[FEATURE] - Can gocron read from a persistent storage the scheduled jobs and schedule

varsraja commented 1 year ago

Is your feature request related to a problem?

We are running gocron in a containerized environment where jobs are scheduled based on rest api inputs. We would like to use some sort of persistence to store the received jobs details like frequency etc. When the container restarts / the instance where container is running restarts we would like the gocron scheduler to fetch the existing job status and schedule the next run of each job accordingly.

Describe the solution you'd like

Solution would be that on a restart , the scheduler will be able load data from persistent storage and continue the subsequent runs as it would have if system hadnt rebooted/restarted. The scheduler would update the last run time in the persistent storage so that on fresh startup, it can recalculate the next run time.

Describe alternatives you've considered

Have a wrapper function, which would be responsible for updating persistent storage on when the run was last scheduled. On fresh restart , it would load the scheduler by recalibrating the start time from the last run time and add the jobs.

Additional context

varsraja commented 1 year ago

Any update on this ?

JohnRoesler commented 1 year ago

@varsraja I'm not opposed to having this feature in gocron. If it were to be done, I'd like to have an interface that multiple databases could be implemented for (redis, etc.).
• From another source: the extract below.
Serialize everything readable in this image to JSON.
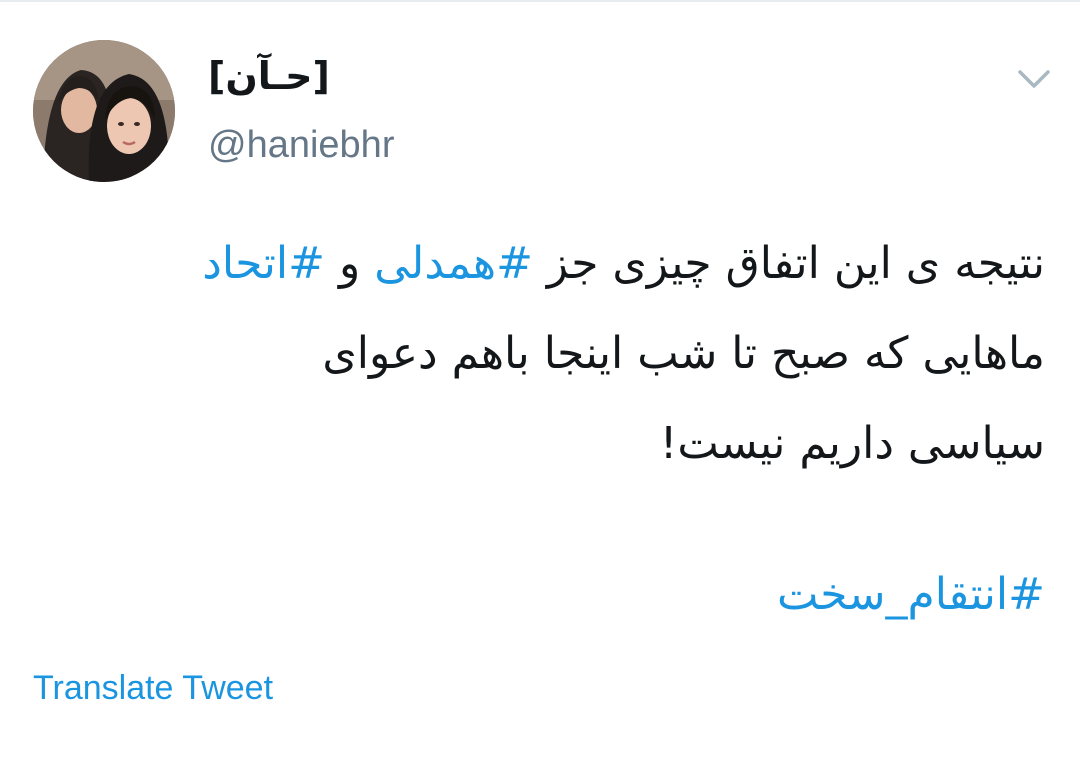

The implementation in gocron, I would think something like:

scheduler starts, loads entries from storage, and loops through updating the lastRun time of the jobs, and the nextRun if the nextRun is in the future (i think if it's in the past, it would be then set to zero time, and the scheduler would pick the right next run time)
each time a job is run, the scheduler would write the job's run details to the store

What details would be required to be stored? A unique identifier for the job - use the job Name field that the locker uses. The last run and next run times of the job.
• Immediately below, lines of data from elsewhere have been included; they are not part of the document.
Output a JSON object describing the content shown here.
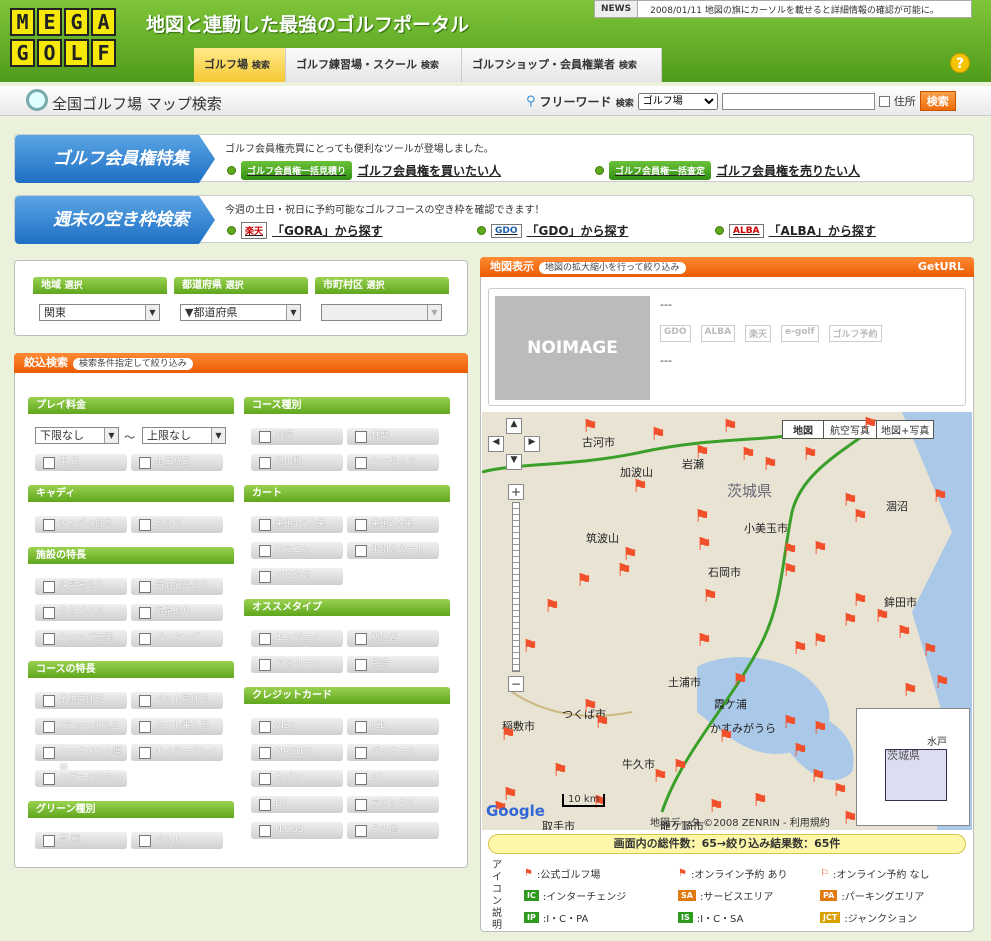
{
  "header": {
    "logo_rows": [
      "MEGA",
      "GOLF"
    ],
    "tagline": "地図と連動した最強のゴルフポータル",
    "news_label": "NEWS",
    "news_text": "2008/01/11 地図の旗にカーソルを載せると詳細情報の確認が可能に。",
    "nav": [
      {
        "label": "ゴルフ場",
        "sub": "検索"
      },
      {
        "label": "ゴルフ練習場・スクール",
        "sub": "検索"
      },
      {
        "label": "ゴルフショップ・会員権業者",
        "sub": "検索"
      }
    ],
    "help": "?"
  },
  "subbar": {
    "title": "全国ゴルフ場 マップ検索",
    "freeword_label": "フリーワード",
    "freeword_sub": "検索",
    "select_value": "ゴルフ場",
    "address_label": "住所",
    "search_button": "検索"
  },
  "banner1": {
    "label": "ゴルフ会員権特集",
    "desc": "ゴルフ会員権売買にとっても便利なツールが登場しました。",
    "btn1": "ゴルフ会員権一括見積り",
    "link1": "ゴルフ会員権を買いたい人",
    "btn2": "ゴルフ会員権一括査定",
    "link2": "ゴルフ会員権を売りたい人"
  },
  "banner2": {
    "label": "週末の空き枠検索",
    "desc": "今週の土日・祝日に予約可能なゴルフコースの空き枠を確認できます！",
    "links": [
      {
        "logo": "楽天",
        "text": "「GORA」から探す"
      },
      {
        "logo": "GDO",
        "text": "「GDO」から探す"
      },
      {
        "logo": "ALBA",
        "text": "「ALBA」から探す"
      }
    ]
  },
  "region": {
    "area_label": "地域",
    "area_sub": "選択",
    "area_value": "関東",
    "pref_label": "都道府県",
    "pref_sub": "選択",
    "pref_value": "▼都道府県",
    "city_label": "市町村区",
    "city_sub": "選択",
    "city_value": ""
  },
  "filter": {
    "title": "絞込検索",
    "pill": "検索条件指定して絞り込み",
    "price_label": "プレイ料金",
    "price_min": "下限なし",
    "price_tilde": "〜",
    "price_max": "上限なし",
    "price_opts": [
      "平 日",
      "土日祝日"
    ],
    "caddie_label": "キャディ",
    "caddie_opts": [
      "キャディ付き",
      "セルフ"
    ],
    "facility_label": "施設の特長",
    "facility_opts": [
      "練習場あり",
      "宿泊施設あり",
      "クラブバス",
      "温泉あり",
      "ショップ充実",
      "バイキング"
    ],
    "course_feat_label": "コースの特長",
    "course_feat_opts": [
      "子供同伴可",
      "ペット同伴可",
      "7チャード以上",
      "カート乗入可",
      "トーナメント開催",
      "ナイタープレイ",
      "ハザード少ない"
    ],
    "green_label": "グリーン種別",
    "green_opts": [
      "高 麗",
      "ベント"
    ],
    "course_type_label": "コース種別",
    "course_type_opts": [
      "丘陵",
      "林間",
      "河川敷",
      "シーサイド"
    ],
    "cart_label": "カート",
    "cart_opts": [
      "乗用4·5人乗",
      "乗用2人乗",
      "リモコン",
      "手引きカート",
      "GPS付き"
    ],
    "recommend_label": "オススメタイプ",
    "recommend_opts": [
      "エンジョイ",
      "初心者",
      "アスリート",
      "接待"
    ],
    "card_label": "クレジットカード",
    "card_opts": [
      "VISA",
      "JCB",
      "MASTER",
      "ダイナース",
      "セゾン",
      "UC",
      "DC",
      "アメックス",
      "NICOS",
      "その他"
    ]
  },
  "map": {
    "title": "地図表示",
    "pill": "地図の拡大縮小を行って絞り込み",
    "geturl": "GetURL",
    "noimage": "NOIMAGE",
    "info_line1": "---",
    "info_line2": "---",
    "partner_logos": [
      "GDO",
      "ALBA",
      "楽天",
      "e-golf",
      "ゴルフ予約"
    ],
    "map_types": [
      "地図",
      "航空写真",
      "地図+写真"
    ],
    "places": [
      "古河市",
      "加波山",
      "岩瀬",
      "茨城県",
      "涸沼",
      "小美玉市",
      "筑波山",
      "石岡市",
      "鉾田市",
      "土浦市",
      "霞ケ浦",
      "かすみがうら",
      "つくば市",
      "牛久市",
      "取手市",
      "龍ケ崎市",
      "稲敷市",
      "水戸",
      "茨城県"
    ],
    "scale": "10 km",
    "copyright": "地図データ ©2008 ZENRIN - 利用規約",
    "google": "Google",
    "status": "画面内の総件数：65→絞り込み結果数：65件",
    "legend_title": "アイコン説明",
    "legend": [
      {
        "label": ":公式ゴルフ場"
      },
      {
        "label": ":オンライン予約 あり"
      },
      {
        "label": ":オンライン予約 なし"
      },
      {
        "code": "IC",
        "label": ":インターチェンジ"
      },
      {
        "code": "SA",
        "label": ":サービスエリア"
      },
      {
        "code": "PA",
        "label": ":パーキングエリア"
      },
      {
        "code": "IP",
        "label": ":I・C・PA"
      },
      {
        "code": "IS",
        "label": ":I・C・SA"
      },
      {
        "code": "JCT",
        "label": ":ジャンクション"
      }
    ],
    "colors": {
      "ic": "#2d9a1e",
      "sa": "#e07a10",
      "pa": "#e07a10",
      "jct": "#d9a000",
      "flag": "#f2502a",
      "road": "#3aa02a"
    }
  }
}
varsraja commented 1 year ago

@JohnRoesler Appreciate the response. I was also looking for something along the lines you have suggested. A unique job identifier would be required if we need to have a primary key in database, last run, next run details as well. Basically, the go.Cron Job details would be required to be stored, I guess.

JohnRoesler commented 1 year ago

Good news, the latest release added uuids for jobs, so we now have unique identifiers. The fields on the job struct are private, so we'll just want to make a new struct, something like JobStorage, that has public fields for the things that will need to be stored. Then when the job occurs, we could instantiate a JobStorage struct and save it to the database via the interface that will be defined.
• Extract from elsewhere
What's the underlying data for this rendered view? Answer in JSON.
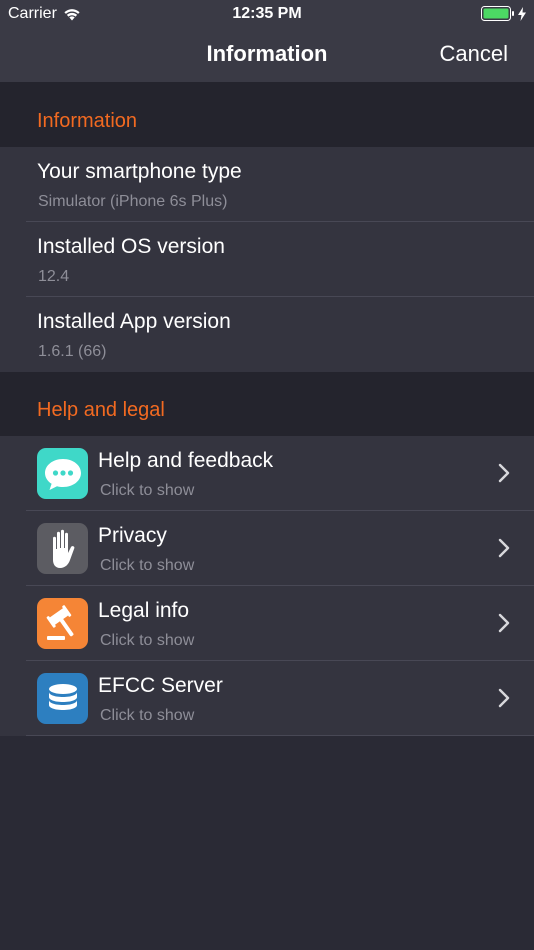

JohnRoesler commented 1 year ago

Hm, or perhaps, since the interface will be within the gocron project, it can just accept a Job and then convert it to a JobStorage object for a sql implementation 🤔 Some poking around at the implementation will help flush out some of these details

varsraja commented 1 year ago

Is it possible to store as file (json dump) as well apart from databases. Is there a rough estimate on how much days this could take for implementation. I would love to experiment with the initial cut.

JohnRoesler commented 1 year ago

Is it possible to store as file (json dump) as well apart from databases.

Certainly. I think the beauty of the interface is that it can implemented in whatever way you'd like. As far as the implementation, please do have a go if you'd like!

tricknife commented 1 year ago

looking forward to this feature. I'm using tag and uuid to manage jobs, which is very inconvenient.

4zore4 commented 10 months ago

Is it possible to store as file (json dump) as well apart from databases.

Certainly. I think the beauty of the interface is that it can implemented in whatever way you'd like. As far as the implementation, please do have a go if you'd like!

I wonder if I can try to contribute to this？

JohnRoesler commented 10 months ago

@4zore4 if you are interested in contributing - let's look at adding it to the v2 branch (as that's the future 😄)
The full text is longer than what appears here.